Haufe Online Redaktion: Remote Work funktioniert nicht ohne Vertrauen und stellt somit auch neue Anforderungen an Führungskräfte. Wie viel Überzeugungsarbeit müssen Sie für Ihre Betriebsvereinbarung unter den Führungskräften leisten?

Eiternick: Ich denke, dass die Sondersituation der Pandemie, in der die Büros geschlossen blieben und wir keine andere Wahl hatten, als von zu Hause zu arbeiten, einen großen Teil der Überzeugungsarbeit geleistet hat. Wir haben festgestellt: es funktioniert.

Haufe Online Redaktion: Erfahrungsgemäß existieren in Unternehmen verschiedene Führungsstile, darunter auch solche, die auf Präsenz und Kontrolle setzen. Wie verhindern Sie, dass Führungskräfte Ihre Mitarbeitenden perspektivisch wieder ins Büro holen?

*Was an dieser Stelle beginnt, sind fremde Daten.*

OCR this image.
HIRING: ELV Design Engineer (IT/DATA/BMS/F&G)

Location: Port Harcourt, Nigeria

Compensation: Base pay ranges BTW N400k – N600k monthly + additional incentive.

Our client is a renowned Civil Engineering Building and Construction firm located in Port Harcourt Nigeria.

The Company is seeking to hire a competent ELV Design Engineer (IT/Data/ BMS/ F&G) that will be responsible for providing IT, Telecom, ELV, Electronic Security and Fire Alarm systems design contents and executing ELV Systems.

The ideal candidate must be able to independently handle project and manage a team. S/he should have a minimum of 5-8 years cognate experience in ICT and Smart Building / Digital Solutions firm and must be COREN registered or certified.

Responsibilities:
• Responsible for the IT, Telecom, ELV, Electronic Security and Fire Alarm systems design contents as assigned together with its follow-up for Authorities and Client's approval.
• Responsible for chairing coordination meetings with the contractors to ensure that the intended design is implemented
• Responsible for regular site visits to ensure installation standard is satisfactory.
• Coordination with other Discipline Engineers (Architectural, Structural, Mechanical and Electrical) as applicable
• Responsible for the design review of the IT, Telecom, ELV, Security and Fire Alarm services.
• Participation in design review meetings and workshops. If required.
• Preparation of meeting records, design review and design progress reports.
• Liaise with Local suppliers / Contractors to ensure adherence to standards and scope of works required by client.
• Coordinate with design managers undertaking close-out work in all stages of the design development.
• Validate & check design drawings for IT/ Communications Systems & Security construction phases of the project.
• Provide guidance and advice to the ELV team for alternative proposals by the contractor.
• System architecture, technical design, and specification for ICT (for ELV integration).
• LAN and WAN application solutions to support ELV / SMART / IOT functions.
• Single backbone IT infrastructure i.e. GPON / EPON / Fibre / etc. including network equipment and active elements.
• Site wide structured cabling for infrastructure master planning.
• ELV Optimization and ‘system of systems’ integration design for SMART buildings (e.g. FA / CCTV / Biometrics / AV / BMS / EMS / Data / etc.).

Eiternick: Zunächst einmal überlassen wir es den Teams zu entscheiden, welche Meetings oder Arbeiten eine Anwesenheit im Büro erfordern. Natürlich gibt es auch Führungskräfte, die ihre Mitarbeitenden lieber häufiger im Unternehmen sehen würden. Deshalb haben wir eine Minimumklausel in unsere Betriebsvereinbarung eingebaut. Sie besagt, dass Beschäftigte an mindestens drei Tagen in der Woche außerhalb des Büros arbeiten dürfen.

Haufe Online Redaktion: Für Beschäftigte in der Produktion und im Vertrieb gilt die Betriebsvereinbarung nicht. Sind sie die Verlierer der Pandemie?

Eiternick: Nein. Unsere Vertriebsmitarbeitenden hatten bereits vor der Pandemie Homeoffice-Verträge, die keinen festen Büroarbeitsplatz vorsehen. In der Produktion sind die Tätigkeiten bis auf Aufnahmefälle orts- und zeitgebunden. Das lässt sich nun einmal nicht ändern. Dennoch versuchen wir über neue Schichtplanungsmodelle und Kulturprogramme die Beschäftigen an New Work ein stückweit teilhaben zu lassen.